On or around 22 July, the Indonesian Presidential election winner will be officially announced. Initial polls and pundits say Jokowi will win but Prabowo is also claiming victory. It's likely Prabowo will appeal to the Courts and a period of increased uncertainty and turmoil may begin in Indonesia.
Bob Lowry in The Strategist, The Jokowi Presidency on some of the key challenges facing Joko - not least what to do with both Jusuf Kalla & Prabowo:
"The anticipated election of Joko Widodo (known as Jokowi) is a John Fitzgerald Kennedy moment in Indonesian history—a change of generations and a herald of hope that Indonesia can take a great leap forward in reforming its sclerotic state apparatus and unshackling its economy."

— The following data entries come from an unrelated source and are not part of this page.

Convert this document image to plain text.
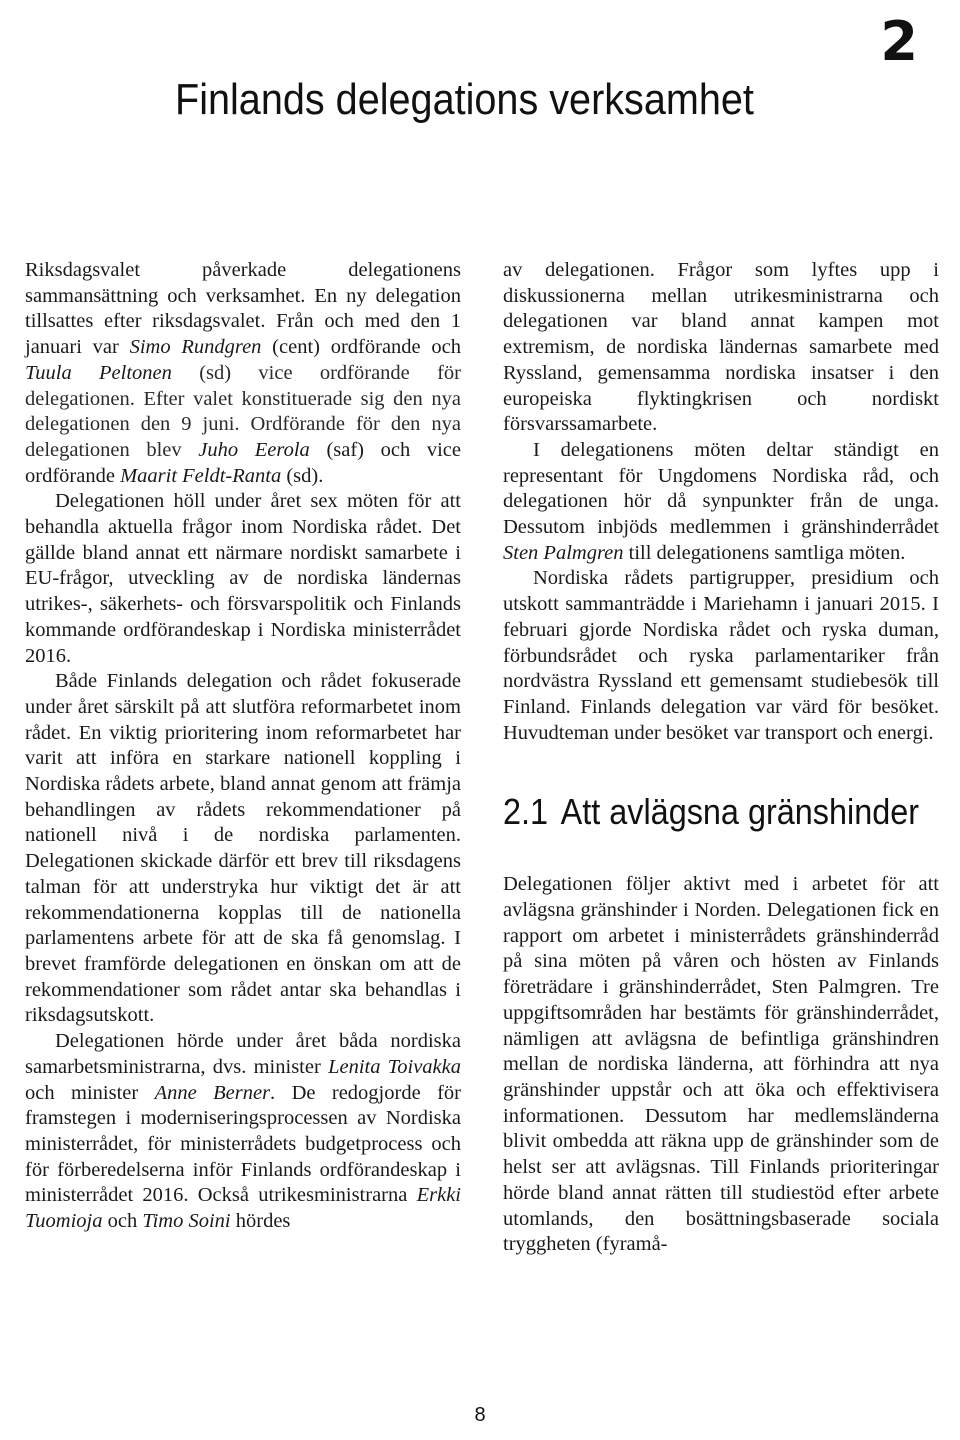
2
Finlands delegations verksamhet

Riksdagsvalet påverkade delegationens sammansättning och verksamhet. En ny delegation tillsattes efter riksdagsvalet. Från och med den 1 januari var Simo Rundgren (cent) ordförande och Tuula Peltonen (sd) vice ordförande för delegationen. Efter valet konstituerade sig den nya delegationen den 9 juni. Ordförande för den nya delegationen blev Juho Eerola (saf) och vice ordförande Maarit Feldt-Ranta (sd).

Delegationen höll under året sex möten för att behandla aktuella frågor inom Nordiska rådet. Det gällde bland annat ett närmare nordiskt samarbete i EU-frågor, utveckling av de nordiska ländernas utrikes-, säkerhets- och försvarspolitik och Finlands kommande ordförandeskap i Nordiska ministerrådet 2016.

Både Finlands delegation och rådet fokuserade under året särskilt på att slutföra reformarbetet inom rådet. En viktig prioritering inom reformarbetet har varit att införa en starkare nationell koppling i Nordiska rådets arbete, bland annat genom att främja behandlingen av rådets rekommendationer på nationell nivå i de nordiska parlamenten. Delegationen skickade därför ett brev till riksdagens talman för att understryka hur viktigt det är att rekommendationerna kopplas till de nationella parlamentens arbete för att de ska få genomslag. I brevet framförde delegationen en önskan om att de rekommendationer som rådet antar ska behandlas i riksdagsutskott.

Delegationen hörde under året båda nordiska samarbetsministrarna, dvs. minister Lenita Toivakka och minister Anne Berner. De redogjorde för framstegen i moderniseringsprocessen av Nordiska ministerrådet, för ministerrådets budgetprocess och för förberedelserna inför Finlands ordförandeskap i ministerrådet 2016. Också utrikesministrarna Erkki Tuomioja och Timo Soini hördes

av delegationen. Frågor som lyftes upp i diskussionerna mellan utrikesministrarna och delegationen var bland annat kampen mot extremism, de nordiska ländernas samarbete med Ryssland, gemensamma nordiska insatser i den europeiska flyktingkrisen och nordiskt försvarssamarbete.

I delegationens möten deltar ständigt en representant för Ungdomens Nordiska råd, och delegationen hör då synpunkter från de unga. Dessutom inbjöds medlemmen i gränshinderrådet Sten Palmgren till delegationens samtliga möten.

Nordiska rådets partigrupper, presidium och utskott sammanträdde i Mariehamn i januari 2015. I februari gjorde Nordiska rådet och ryska duman, förbundsrådet och ryska parlamentariker från nordvästra Ryssland ett gemensamt studiebesök till Finland. Finlands delegation var värd för besöket. Huvudteman under besöket var transport och energi.

2.1 Att avlägsna gränshinder

Delegationen följer aktivt med i arbetet för att avlägsna gränshinder i Norden. Delegationen fick en rapport om arbetet i ministerrådets gränshinderråd på sina möten på våren och hösten av Finlands företrädare i gränshinderrådet, Sten Palmgren. Tre uppgiftsområden har bestämts för gränshinderrådet, nämligen att avlägsna de befintliga gränshindren mellan de nordiska länderna, att förhindra att nya gränshinder uppstår och att öka och effektivisera informationen. Dessutom har medlemsländerna blivit ombedda att räkna upp de gränshinder som de helst ser att avlägsnas. Till Finlands prioriteringar hörde bland annat rätten till studiestöd efter arbete utomlands, den bosättningsbaserade sociala tryggheten (fyramå-

8
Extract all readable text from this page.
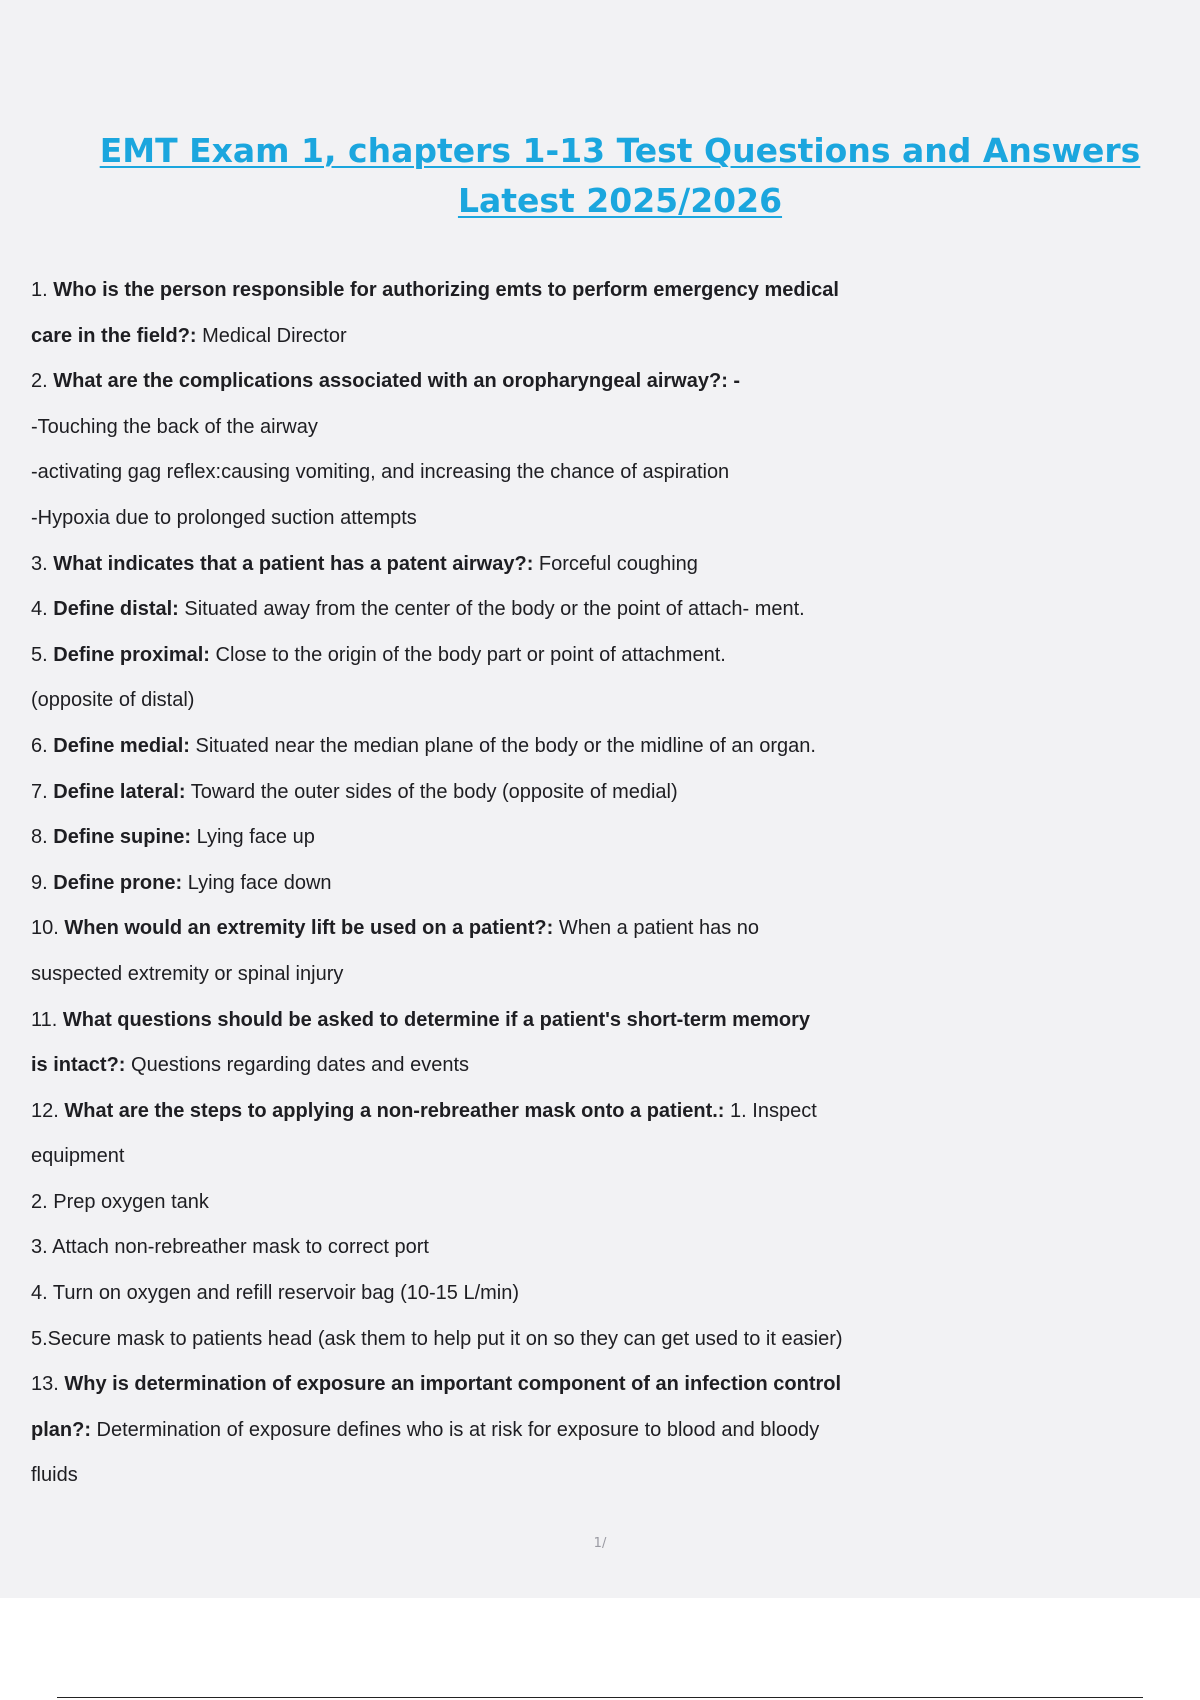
EMT Exam 1, chapters 1-13 Test Questions and Answers
Latest 2025/2026
1. Who is the person responsible for authorizing emts to perform emergency medical
care in the field?: Medical Director
2. What are the complications associated with an oropharyngeal airway?: -
-Touching the back of the airway
-activating gag reflex:causing vomiting, and increasing the chance of aspiration
-Hypoxia due to prolonged suction attempts
3. What indicates that a patient has a patent airway?: Forceful coughing
4. Define distal: Situated away from the center of the body or the point of attach- ment.
5. Define proximal: Close to the origin of the body part or point of attachment.
(opposite of distal)
6. Define medial: Situated near the median plane of the body or the midline of an organ.
7. Define lateral: Toward the outer sides of the body (opposite of medial)
8. Define supine: Lying face up
9. Define prone: Lying face down
10. When would an extremity lift be used on a patient?: When a patient has no
suspected extremity or spinal injury
11. What questions should be asked to determine if a patient's short-term memory
is intact?: Questions regarding dates and events
12. What are the steps to applying a non-rebreather mask onto a patient.: 1. Inspect
equipment
2. Prep oxygen tank
3. Attach non-rebreather mask to correct port
4. Turn on oxygen and refill reservoir bag (10-15 L/min)
5.Secure mask to patients head (ask them to help put it on so they can get used to it easier)
13. Why is determination of exposure an important component of an infection control
plan?: Determination of exposure defines who is at risk for exposure to blood and bloody
fluids
1/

"The closeness of the vote demonstrates that there were considerable doubts about Jokowi’s readiness for the presidency so he’ll need to move quickly on forming his cabinet, creating a workable parliamentary coalition, and use executive powers to set his program in motion. He’s unlikely to be challenged in the way Kennedy was over Cuba but he could find some of his domestic opponents and vested interests just as tough."
A more pessimistic tone is taken by Ed Aspinall & Marcus Mietzner in New Mandala, Prabowo's Game Plan:
"...the confusion is part of Prabowo Subianto’s strategy to steal the election, a strategy that evidently has been long in the making. Reportedly, one of Prabowo’s chief campaign strategists, Rob Allyn, has been known not only for his expertise in negative campaigning but also for producing surveys which create the impression that an electorally weak candidate is competitive, and using the subsequent confusion among the electorate to manoeuvre this candidate into a more favourable position. Allyn has been known for this strategy in Mexican elections. It seems Indonesia is fertile ground for the same method."
"We think that it is likely that Prabowo will fail in his efforts. The scale of Jokowi’s victory is such that too many votes would need to be shifted to Prabowo’s side of the ledger in order to steal the result. However, we cannot be fully confident about this prediction: what we know about Prabowo’s ruthlessness, past experiences of widespread fraud in vote counting, the weakness of the PDI-P’s monitoring apparatus, the strength of the Prabowo’s political networks in the regions, and the vast material resources they have at their disposal all suggest that the Prabowo camp will be able to make a concerted effort to overturn the result. Doing so, however, will not be easy. The scale of the manipulation required means it will be relatively easy to detect, and it will invite massive resistance from Jokowi’s supporters. A major escalation of political conflict is possible."
This is the start of a fascinating period in Indonesian history.
We'll be back in Jakarta from 25 July for Hari Raya Idul Fitri and it will be good to hear Papa Eko's experiences working for the KPU (National Electoral Commission).